# Proven Zombie-Stopper Ammo



## wwonka (Dec 8, 2010)

*Do people actually believe this crap?*

*Proven Zombie-Stopper Ammo -- Just In Case!







*


Prepare yourself for the Zombie Apocalypse with Zombie Max ammo loaded with Hornady's proven Z-Max™ bullets. Proven? Yes! How many Zombies have you seen lately? If you do, remember that only head shots stop Zombies. And only jacketed Z-Max bullets have the green polymer tip that gives the kind of expansion that stops the Undead in their tracks for good. Endorsed by the Center For Zombie Awareness. Make sure the ammo in your bug out bag is the best - Zombie Max.
*Hornady Zombie Max Rifle Ammunition*
*Hornady Zombie Max Shotgun Ammunition*
*Disclaimer: Hornady Zombie Max Ammunition is not a toy (it is live ammunition), but is intended only to be used on.....zombies, also known as the living dead, undead, etc. No human being, plant, animal, vegetable or mineral should ever be shot with Hornady Zombie Max Ammunition. Again, we repeat, Hornady Zombie Max ammunition is for use on zombies only, and that's not a nickname, phrase or cute way of referring to anybody, place or thing. When we say zombies, we mean...zombies!*


----------



## FourInchFury (Jun 26, 2013)




----------



## wwonka (Dec 8, 2010)

Can't wait for the walking dead to start again. 

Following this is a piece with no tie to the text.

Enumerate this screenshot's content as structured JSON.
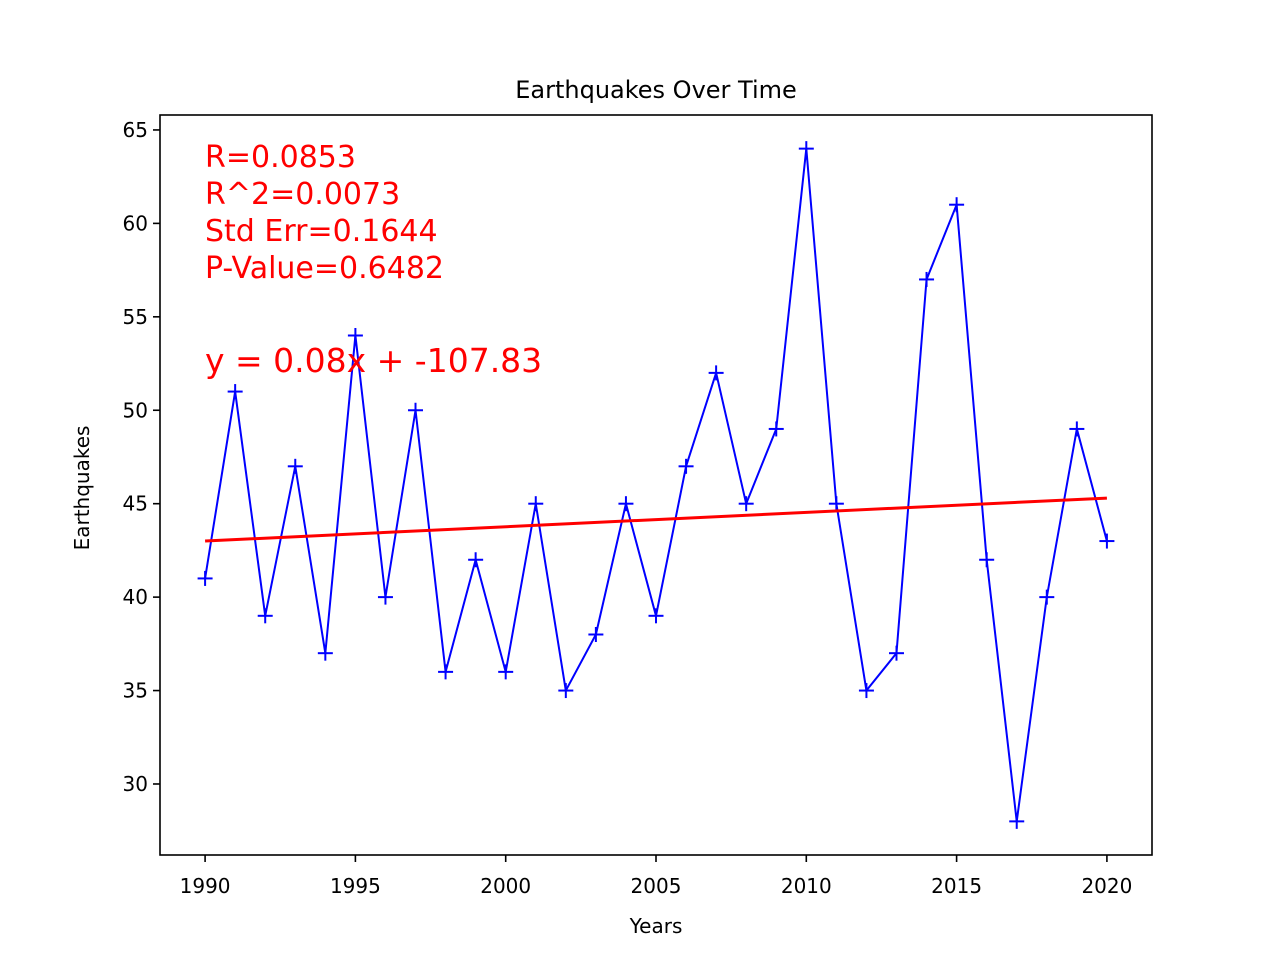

Sent from my SCH-I535 using Tapatalk 2


----------



## Goose (Dec 1, 2004)

I haven't researched it, but I think it is very similar to Hornady's self defense line of ammunition but is not advertised as such. If I had to guess from the picture - different packaging, brass rather than nickel casing, and silly polymer green tips. The bonus is that since it's technically a filled cavity, they may even be legal in places where hollow points are illegal.


----------